While a majority in attendance joined in solidary during the National Anthem, few resident took a knee, including Patterson resident Andrew Falk. Falk criticized Trump’s handlings of both the August tragedy in Charlottesville, Virginia where white nationalist held an ugly rally leading to one young woman’s death and his explicit comments demanding NFL owners fire players who disrespect the flag.
“When Donald Trump says that people who were protesting in Charlottesville are ‘very fine people’ and he says that black athletes who are kneeling are ‘sons of bitches,’ then what I say is that I’d rather kneel with ‘sons of bitches’ than stand with ‘very fine people,’” Falk, who commended the sheriff’s department for its professional work during the rally, said. “My kneeling stems from solidary with people who don’t look like me who feel they don’t have justice in America and that’s what our flag stands for, it stands for the values of freedom of speech, and justice and equality and when people don’t have it I will dissent in solidarity with those people.”
While kneelers didn’t deter the patriotism displayed during the demonstration, Mahopac resident Joe Ramere believes that any action against the flag is un-American. There was some tension between those that chose to stand and others that took a knee.

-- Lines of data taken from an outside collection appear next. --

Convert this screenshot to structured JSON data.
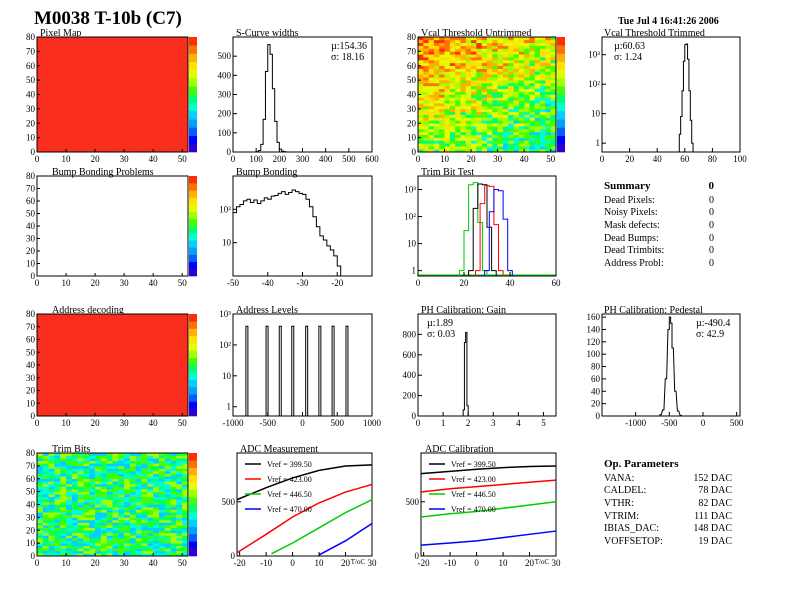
{
  "header": {
    "title": "M0038 T-10b (C7)",
    "datetime": "Tue Jul  4 16:41:26 2006"
  },
  "titles": {
    "pixel_map": "Pixel Map",
    "scurve": "S-Curve widths",
    "vcal_untrimmed": "Vcal Threshold Untrimmed",
    "vcal_trimmed": "Vcal Threshold Trimmed",
    "bump_problems": "Bump Bonding Problems",
    "bump_bonding": "Bump Bonding",
    "trim_bit_test": "Trim Bit Test",
    "address_decoding": "Address decoding",
    "address_levels": "Address Levels",
    "ph_gain": "PH Calibration: Gain",
    "ph_pedestal": "PH Calibration: Pedestal",
    "trim_bits": "Trim Bits",
    "adc_measurement": "ADC Measurement",
    "adc_calibration": "ADC Calibration"
  },
  "stats": {
    "scurve": {
      "mu": "µ:154.36",
      "sigma": "σ: 18.16"
    },
    "vcal_trimmed": {
      "mu": "µ:60.63",
      "sigma": "σ: 1.24"
    },
    "ph_gain": {
      "mu": "µ:1.89",
      "sigma": "σ: 0.03"
    },
    "ph_pedestal": {
      "mu": "µ:-490.4",
      "sigma": "σ: 42.9"
    }
  },
  "summary": {
    "title": "Summary",
    "total": "0",
    "rows": [
      {
        "label": "Dead Pixels:",
        "value": "0"
      },
      {
        "label": "Noisy Pixels:",
        "value": "0"
      },
      {
        "label": "Mask defects:",
        "value": "0"
      },
      {
        "label": "Dead Bumps:",
        "value": "0"
      },
      {
        "label": "Dead Trimbits:",
        "value": "0"
      },
      {
        "label": "Address Probl:",
        "value": "0"
      }
    ]
  },
  "op_params": {
    "title": "Op. Parameters",
    "rows": [
      {
        "label": "VANA:",
        "value": "152 DAC"
      },
      {
        "label": "CALDEL:",
        "value": "78 DAC"
      },
      {
        "label": "VTHR:",
        "value": "82 DAC"
      },
      {
        "label": "VTRIM:",
        "value": "111 DAC"
      },
      {
        "label": "IBIAS_DAC:",
        "value": "148 DAC"
      },
      {
        "label": "VOFFSETOP:",
        "value": "19 DAC"
      }
    ]
  },
  "colors": {
    "black": "#000000",
    "red": "#ff0000",
    "green": "#00cc00",
    "blue": "#0000ff",
    "map_red": "#ff2a1a"
  },
  "chart_data": [
    {
      "id": "pixel_map",
      "type": "heatmap",
      "title": "Pixel Map",
      "xlim": [
        0,
        52
      ],
      "ylim": [
        0,
        80
      ],
      "xticks": [
        "0",
        "10",
        "20",
        "30",
        "40",
        "50"
      ],
      "yticks": [
        "0",
        "10",
        "20",
        "30",
        "40",
        "50",
        "60",
        "70",
        "80"
      ],
      "fill": "uniform-max"
    },
    {
      "id": "scurve",
      "type": "bar",
      "title": "S-Curve widths",
      "xlim": [
        0,
        600
      ],
      "ylim": [
        0,
        600
      ],
      "xticks": [
        "0",
        "100",
        "200",
        "300",
        "400",
        "500",
        "600"
      ],
      "yticks": [
        "0",
        "100",
        "200",
        "300",
        "400",
        "500"
      ],
      "x": [
        100,
        110,
        120,
        130,
        140,
        150,
        160,
        170,
        180,
        190,
        200,
        210,
        220
      ],
      "values": [
        2,
        8,
        40,
        170,
        420,
        560,
        510,
        330,
        160,
        50,
        15,
        4,
        1
      ]
    },
    {
      "id": "vcal_untrimmed",
      "type": "heatmap",
      "title": "Vcal Threshold Untrimmed",
      "xlim": [
        0,
        52
      ],
      "ylim": [
        0,
        80
      ],
      "xticks": [
        "0",
        "10",
        "20",
        "30",
        "40",
        "50"
      ],
      "yticks": [
        "0",
        "10",
        "20",
        "30",
        "40",
        "50",
        "60",
        "70",
        "80"
      ],
      "fill": "gradient-noisy"
    },
    {
      "id": "vcal_trimmed",
      "type": "bar",
      "title": "Vcal Threshold Trimmed",
      "xlim": [
        0,
        100
      ],
      "log_y": true,
      "xticks": [
        "0",
        "20",
        "40",
        "60",
        "80",
        "100"
      ],
      "yticks": [
        "1",
        "10",
        "10²"
      ],
      "x": [
        56,
        57,
        58,
        59,
        60,
        61,
        62,
        63,
        64,
        65
      ],
      "values": [
        2,
        8,
        60,
        600,
        2200,
        2300,
        700,
        60,
        6,
        1
      ]
    },
    {
      "id": "bump_problems",
      "type": "heatmap",
      "title": "Bump Bonding Problems",
      "xlim": [
        0,
        52
      ],
      "ylim": [
        0,
        80
      ],
      "xticks": [
        "0",
        "10",
        "20",
        "30",
        "40",
        "50"
      ],
      "yticks": [
        "0",
        "10",
        "20",
        "30",
        "40",
        "50",
        "60",
        "70",
        "80"
      ],
      "fill": "empty"
    },
    {
      "id": "bump_bonding",
      "type": "bar",
      "title": "Bump Bonding",
      "xlim": [
        -50,
        -10
      ],
      "log_y": true,
      "xticks": [
        "-50",
        "-40",
        "-30",
        "-20"
      ],
      "yticks": [
        "10",
        "10²"
      ],
      "x": [
        -50,
        -49,
        -48,
        -47,
        -46,
        -45,
        -44,
        -43,
        -42,
        -41,
        -40,
        -39,
        -38,
        -37,
        -36,
        -35,
        -34,
        -33,
        -32,
        -31,
        -30,
        -29,
        -28,
        -27,
        -26,
        -25,
        -24,
        -23,
        -22,
        -21,
        -20,
        -19,
        -18
      ],
      "values": [
        80,
        120,
        140,
        180,
        200,
        160,
        190,
        150,
        180,
        220,
        200,
        250,
        260,
        300,
        340,
        280,
        320,
        380,
        340,
        300,
        280,
        200,
        120,
        60,
        30,
        16,
        12,
        8,
        6,
        4,
        2,
        1,
        1
      ]
    },
    {
      "id": "trim_bit_test",
      "type": "line",
      "title": "Trim Bit Test",
      "xlim": [
        0,
        60
      ],
      "log_y": true,
      "xticks": [
        "0",
        "20",
        "40",
        "60"
      ],
      "yticks": [
        "1",
        "10",
        "10²",
        "10³"
      ],
      "series": [
        {
          "color": "#00cc00",
          "x": [
            18,
            20,
            22,
            24,
            26,
            28
          ],
          "values": [
            1,
            30,
            1500,
            1800,
            60,
            1
          ]
        },
        {
          "color": "#000000",
          "x": [
            22,
            24,
            26,
            28,
            30,
            32
          ],
          "values": [
            1,
            200,
            1600,
            1500,
            40,
            1
          ]
        },
        {
          "color": "#ff0000",
          "x": [
            25,
            27,
            29,
            31,
            33,
            35
          ],
          "values": [
            1,
            300,
            1400,
            1300,
            50,
            1
          ]
        },
        {
          "color": "#0000ff",
          "x": [
            29,
            31,
            33,
            35,
            37,
            39
          ],
          "values": [
            1,
            150,
            1000,
            900,
            80,
            1
          ]
        }
      ]
    },
    {
      "id": "address_decoding",
      "type": "heatmap",
      "title": "Address decoding",
      "xlim": [
        0,
        52
      ],
      "ylim": [
        0,
        80
      ],
      "xticks": [
        "0",
        "10",
        "20",
        "30",
        "40",
        "50"
      ],
      "yticks": [
        "0",
        "10",
        "20",
        "30",
        "40",
        "50",
        "60",
        "70",
        "80"
      ],
      "fill": "uniform-max"
    },
    {
      "id": "address_levels",
      "type": "bar",
      "title": "Address Levels",
      "xlim": [
        -1000,
        1000
      ],
      "log_y": true,
      "xticks": [
        "-1000",
        "-500",
        "0",
        "500",
        "1000"
      ],
      "yticks": [
        "1",
        "10",
        "10²",
        "10³"
      ],
      "x": [
        -800,
        -510,
        -320,
        -140,
        60,
        250,
        440,
        640
      ],
      "values": [
        400,
        400,
        400,
        400,
        400,
        400,
        400,
        400
      ]
    },
    {
      "id": "ph_gain",
      "type": "bar",
      "title": "PH Calibration: Gain",
      "xlim": [
        0,
        5.5
      ],
      "ylim": [
        0,
        1000
      ],
      "xticks": [
        "0",
        "1",
        "2",
        "3",
        "4",
        "5"
      ],
      "yticks": [
        "0",
        "200",
        "400",
        "600",
        "800"
      ],
      "x": [
        1.8,
        1.85,
        1.9,
        1.95
      ],
      "values": [
        60,
        720,
        820,
        100
      ]
    },
    {
      "id": "ph_pedestal",
      "type": "bar",
      "title": "PH Calibration: Pedestal",
      "xlim": [
        -1500,
        550
      ],
      "ylim": [
        0,
        165
      ],
      "xticks": [
        "-1000",
        "-500",
        "0",
        "500"
      ],
      "yticks": [
        "0",
        "20",
        "40",
        "60",
        "80",
        "100",
        "120",
        "140",
        "160"
      ],
      "x": [
        -640,
        -600,
        -560,
        -520,
        -500,
        -480,
        -460,
        -420,
        -380,
        -340
      ],
      "values": [
        2,
        10,
        60,
        140,
        160,
        150,
        110,
        40,
        8,
        1
      ]
    },
    {
      "id": "trim_bits",
      "type": "heatmap",
      "title": "Trim Bits",
      "xlim": [
        0,
        52
      ],
      "ylim": [
        0,
        80
      ],
      "xticks": [
        "0",
        "10",
        "20",
        "30",
        "40",
        "50"
      ],
      "yticks": [
        "0",
        "10",
        "20",
        "30",
        "40",
        "50",
        "60",
        "70",
        "80"
      ],
      "fill": "noisy-mid"
    },
    {
      "id": "adc_measurement",
      "type": "line",
      "title": "ADC Measurement",
      "xlim": [
        -21,
        30
      ],
      "ylim": [
        0,
        950
      ],
      "xticks": [
        "-20",
        "-10",
        "0",
        "10",
        "20",
        "30"
      ],
      "yticks": [
        "0",
        "500"
      ],
      "xlabel": "T/oC",
      "series": [
        {
          "name": "Vref = 399.50",
          "color": "#000000",
          "x": [
            -21,
            -10,
            0,
            10,
            20,
            30
          ],
          "values": [
            520,
            630,
            720,
            790,
            830,
            840
          ]
        },
        {
          "name": "Vref = 423.00",
          "color": "#ff0000",
          "x": [
            -21,
            -10,
            0,
            10,
            20,
            30
          ],
          "values": [
            30,
            200,
            360,
            490,
            590,
            660
          ]
        },
        {
          "name": "Vref = 446.50",
          "color": "#00cc00",
          "x": [
            -8,
            0,
            10,
            20,
            30
          ],
          "values": [
            20,
            120,
            260,
            400,
            520
          ]
        },
        {
          "name": "Vref = 470.00",
          "color": "#0000ff",
          "x": [
            10,
            20,
            30
          ],
          "values": [
            10,
            140,
            300
          ]
        }
      ]
    },
    {
      "id": "adc_calibration",
      "type": "line",
      "title": "ADC Calibration",
      "xlim": [
        -21,
        30
      ],
      "ylim": [
        0,
        950
      ],
      "xticks": [
        "-20",
        "-10",
        "0",
        "10",
        "20",
        "30"
      ],
      "yticks": [
        "0",
        "500"
      ],
      "xlabel": "T/oC",
      "series": [
        {
          "name": "Vref = 399.50",
          "color": "#000000",
          "x": [
            -21,
            -10,
            0,
            10,
            20,
            30
          ],
          "values": [
            760,
            780,
            800,
            815,
            825,
            830
          ]
        },
        {
          "name": "Vref = 423.00",
          "color": "#ff0000",
          "x": [
            -21,
            -10,
            0,
            10,
            20,
            30
          ],
          "values": [
            590,
            620,
            640,
            660,
            680,
            700
          ]
        },
        {
          "name": "Vref = 446.50",
          "color": "#00cc00",
          "x": [
            -21,
            -10,
            0,
            10,
            20,
            30
          ],
          "values": [
            360,
            390,
            410,
            440,
            470,
            500
          ]
        },
        {
          "name": "Vref = 470.00",
          "color": "#0000ff",
          "x": [
            -21,
            -10,
            0,
            10,
            20,
            30
          ],
          "values": [
            100,
            120,
            140,
            170,
            200,
            230
          ]
        }
      ]
    }
  ]
}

“I feel very disheartened, I stopped watching the NFL completely because they don’t deserve my time,” Ramere said. “Those people who are kneeling are traitors to America.”
“Political issues are political issues, but respect for the flag is our being and our existence here,” said Carmel veteran Art Kiernan. “We were brought up to respect the flag. Kneelers can do whatever they want, they’re not important.”
Odell also added the importance of setting a good example for the next generation so they cherish and protect values like freedom, equality, and justice.
“We will always stand and honor the American flag and our veterans and our first responders in Putnam County and we do it as a responsibility to the next generation so they do not take for granted the rights that they have,” she said.